Cette logique de sécurité est saine, car un poêle à granulés ne doit jamais fonctionner avec une évacuation douteuse. On passe donc d’abord par le diagnostic, pas par la précipitation. C’est ce qui permet de distinguer une panne ponctuelle d’un vrai défaut récurrent, et la suite va vous aider à faire cette différence.Les causes les plus fréquentes et ce qu’elles racontent
Quand je dépanne un poêle à granulés, je commence toujours par classer les causes du plus simple au plus technique. Sur un Cadel, le défaut de pressostat est rarement isolé : il découle d’un enchaînement, parfois très banal, entre encrassement, mauvaise circulation d’air et réglage insuffisant du système d’extraction.

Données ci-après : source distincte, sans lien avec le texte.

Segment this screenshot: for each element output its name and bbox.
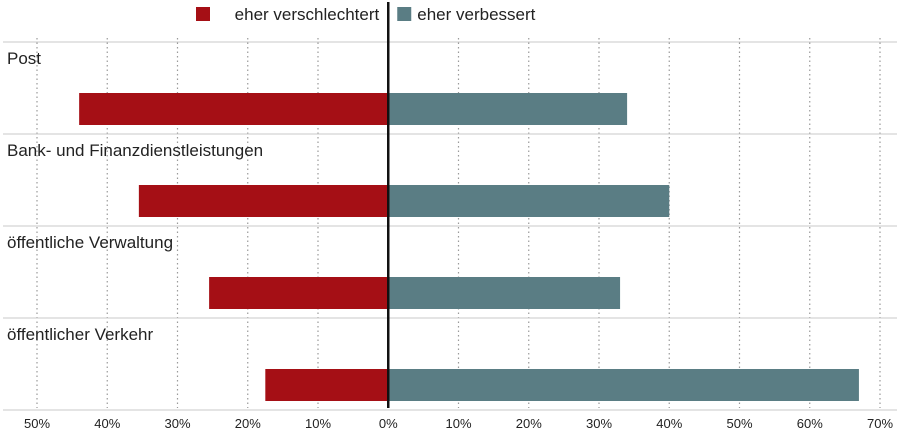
category-label-bank-und-finanzdienstleistungen: Bank- und Finanzdienstleistungen (7, 141, 263, 160)
bar-eher-verschlechtert-oeffentlicher-verkehr (265, 369, 389, 401)
x-tick-label-9: 40% (656, 416, 682, 431)
x-tick-label-5: 0% (379, 416, 398, 431)
x-tick-label-6: 10% (445, 416, 471, 431)
bars (79, 93, 859, 401)
x-tick-label-1: 40% (94, 416, 120, 431)
gridlines (36, 38, 881, 408)
bar-eher-verschlechtert-post (79, 93, 389, 125)
bar-eher-verbessert-bank-und-finanzdienstleistungen (388, 185, 670, 217)
x-tick-label-2: 30% (164, 416, 190, 431)
x-tick-label-0: 50% (24, 416, 50, 431)
legend: eher verschlechtert eher verbessert (196, 5, 536, 24)
legend-label-eher-verbessert: eher verbessert (417, 5, 535, 24)
bar-eher-verbessert-oeffentliche-verwaltung (388, 277, 621, 309)
category-label-post: Post (7, 49, 41, 68)
x-tick-label-7: 20% (516, 416, 542, 431)
x-axis-ticks: 50% 40% 30% 20% 10% 0% 10% 20% 30% 40% 50% 60% 70% (24, 416, 893, 431)
legend-swatch-eher-verbessert (397, 7, 412, 21)
x-tick-label-10: 50% (726, 416, 752, 431)
x-tick-label-12: 70% (867, 416, 893, 431)
x-tick-label-3: 20% (235, 416, 261, 431)
bar-eher-verschlechtert-bank-und-finanzdienstleistungen (138, 185, 389, 217)
bar-eher-verbessert-post (388, 93, 628, 125)
x-tick-label-4: 10% (305, 416, 331, 431)
x-tick-label-11: 60% (797, 416, 823, 431)
legend-label-eher-verschlechtert: eher verschlechtert (235, 5, 380, 24)
legend-swatch-eher-verschlechtert (196, 7, 210, 21)
category-label-oeffentlicher-verkehr: öffentlicher Verkehr (7, 325, 153, 344)
category-label-oeffentliche-verwaltung: öffentliche Verwaltung (7, 233, 173, 252)
bar-eher-verschlechtert-oeffentliche-verwaltung (209, 277, 389, 309)
x-tick-label-8: 30% (586, 416, 612, 431)
category-labels: Post Bank- und Finanzdienstleistungen öffe… (7, 49, 263, 344)
category-separators (3, 41, 897, 411)
bar-eher-verbessert-oeffentlicher-verkehr (388, 369, 859, 401)
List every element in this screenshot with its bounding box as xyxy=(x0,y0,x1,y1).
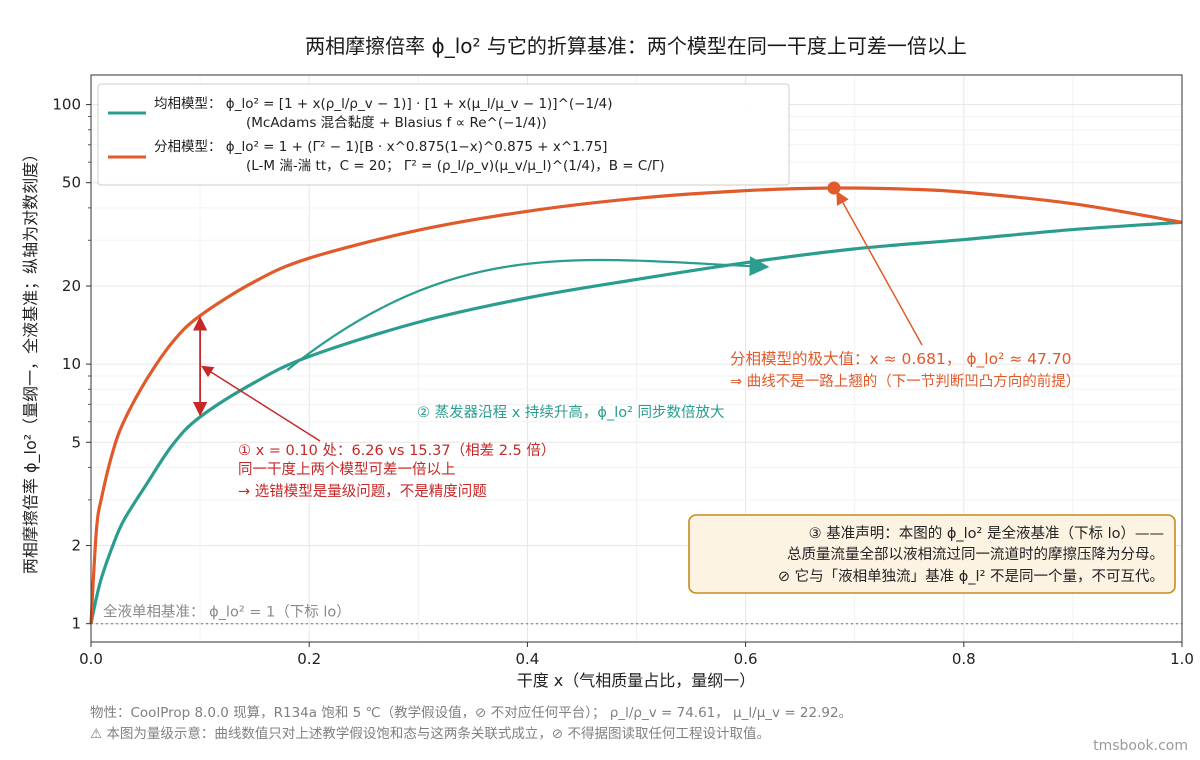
note1-text: ① x = 0.10 处：6.26 vs 15.37（相差 2.5 倍） 同一干… xyxy=(238,442,555,500)
y-tick-label: 50 xyxy=(62,174,81,192)
note3-box: ③ 基准声明：本图的 ϕ_lo² 是全液基准（下标 lo）—— 总质量流量全部以… xyxy=(688,514,1176,594)
annotation-group xyxy=(192,190,923,442)
legend-box xyxy=(97,83,790,186)
x-tick-label: 0.6 xyxy=(734,650,758,668)
note4-text: 分相模型的极大值：x ≈ 0.681， ϕ_lo² ≈ 47.70 ⇒ 曲线不是… xyxy=(730,350,1080,390)
footer-line1: 物性：CoolProp 8.0.0 现算，R134a 饱和 5 ℃（教学假设值，… xyxy=(90,704,852,721)
x-tick-label: 0.8 xyxy=(952,650,976,668)
y-tick-label: 2 xyxy=(71,537,81,555)
y-tick-label: 5 xyxy=(71,433,81,451)
legend-label-separated: 分相模型： ϕ_lo² = 1 + (Γ² − 1)[B · x^0.875(1… xyxy=(154,139,607,155)
note3-line3: ⊘ 它与「液相单独流」基准 ϕ_l² 不是同一个量，不可互代。 xyxy=(778,567,1164,585)
axis-ticks: 0.0 0.2 0.4 0.6 0.8 1.0 1 2 5 10 20 50 100 xyxy=(52,96,1194,668)
legend-label-separated-note: (L-M 湍-湍 tt，C = 20； Γ² = (ρ_l/ρ_v)(μ_v/μ… xyxy=(246,158,665,174)
y-tick-label: 20 xyxy=(62,277,81,295)
note1-line1: ① x = 0.10 处：6.26 vs 15.37（相差 2.5 倍） xyxy=(238,442,555,459)
legend-label-homogeneous-note: (McAdams 混合黏度 + Blasius f ∝ Re^(−1/4)) xyxy=(246,115,547,131)
note1-line3: → 选错模型是量级问题，不是精度问题 xyxy=(238,483,487,500)
y-tick-label: 100 xyxy=(52,96,81,114)
note1-pointer xyxy=(201,365,321,442)
y-tick-label: 10 xyxy=(62,355,81,373)
series-line-separated xyxy=(89,186,1183,624)
series-line-homogeneous xyxy=(89,220,1183,625)
y-tick-label: 1 xyxy=(71,615,81,633)
note4-pointer xyxy=(836,190,923,346)
plot-frame xyxy=(90,74,1183,643)
series-group xyxy=(89,181,1183,625)
note2-text: ② 蒸发器沿程 x 持续升高，ϕ_lo² 同步数倍放大 xyxy=(417,404,725,421)
x-tick-label: 0.2 xyxy=(297,650,321,668)
x-tick-label: 1.0 xyxy=(1170,650,1194,668)
legend-label-homogeneous: 均相模型： ϕ_lo² = [1 + x(ρ_l/ρ_v − 1)] · [1 … xyxy=(154,96,612,112)
y-axis-label: 两相摩擦倍率 ϕ_lo²（量纲一，全液基准；纵轴为对数刻度） xyxy=(21,146,41,574)
baseline-group: 全液单相基准： ϕ_lo² = 1（下标 lo） xyxy=(91,603,1182,625)
note4-line2: ⇒ 曲线不是一路上翘的（下一节判断凹凸方向的前提） xyxy=(730,373,1080,390)
note3-frame xyxy=(688,514,1176,594)
note3-line2: 总质量流量全部以液相流过同一流道时的摩擦压降为分母。 xyxy=(787,545,1164,563)
legend: 均相模型： ϕ_lo² = [1 + x(ρ_l/ρ_v − 1)] · [1 … xyxy=(97,83,790,186)
x-tick-label: 0.4 xyxy=(515,650,539,668)
chart-title: 两相摩擦倍率 ϕ_lo² 与它的折算基准：两个模型在同一干度上可差一倍以上 xyxy=(305,34,967,58)
footer-line2: ⚠ 本图为量级示意：曲线数值只对上述教学假设饱和态与这两条关联式成立，⊘ 不得据… xyxy=(90,725,770,742)
baseline-label: 全液单相基准： ϕ_lo² = 1（下标 lo） xyxy=(103,603,351,621)
note3-line1: ③ 基准声明：本图的 ϕ_lo² 是全液基准（下标 lo）—— xyxy=(809,524,1164,542)
x-axis-label: 干度 x（气相质量占比，量纲一） xyxy=(517,671,756,690)
note1-line2: 同一干度上两个模型可差一倍以上 xyxy=(238,461,456,478)
note2-arrow xyxy=(286,256,770,371)
max-point-marker xyxy=(827,181,841,195)
note4-line1: 分相模型的极大值：x ≈ 0.681， ϕ_lo² ≈ 47.70 xyxy=(730,350,1072,369)
x-tick-label: 0.0 xyxy=(79,650,103,668)
watermark: tmsbook.com xyxy=(1093,738,1188,754)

| Cause probable | Ce que l’on observe souvent | Ce que cela signifie | Niveau d’urgence |
|---|---|---|---|
| Brasero encrassé ou cendrier trop plein | Allumage difficile, flamme faible, vitre qui noircit vite | La combustion est perturbée dès le départ | Faible à moyen, mais à traiter vite |
| Conduit de fumées partiellement bouché | Alarme au démarrage ou après quelques minutes | Le tirage ne monte pas assez | Élevé |
| Arrivée d’air insuffisante dans la pièce | Le poêle fonctionne mieux fenêtre ouverte | La pièce se met en dépression | Moyen |
| Tube du pressostat ou embout encrassé | Alarme récurrente malgré un poêle propre | Le capteur ne lit plus correctement la dépression | Élevé |
| Ventilateur d’extraction fatigué | Bruit anormal, démarrage capricieux, fumées mal évacuées | L’aspiration des fumées n’est plus suffisante | Élevé |
| Porte mal fermée ou joint usé | Retour d’alarme après manipulation de la porte | La chambre n’est plus étanche | Moyen à élevé |
Ce tableau est utile parce qu’il évite une erreur classique : accuser le pressostat trop vite. En réalité, la pièce est parfois bonne, mais elle reçoit une information faussée à cause d’un tuyau bouché, d’une porte qui ferme mal ou d’une cheminée mal dimensionnée. C’est précisément le genre de distinction qui fait gagner du temps et évite des remplacements inutiles.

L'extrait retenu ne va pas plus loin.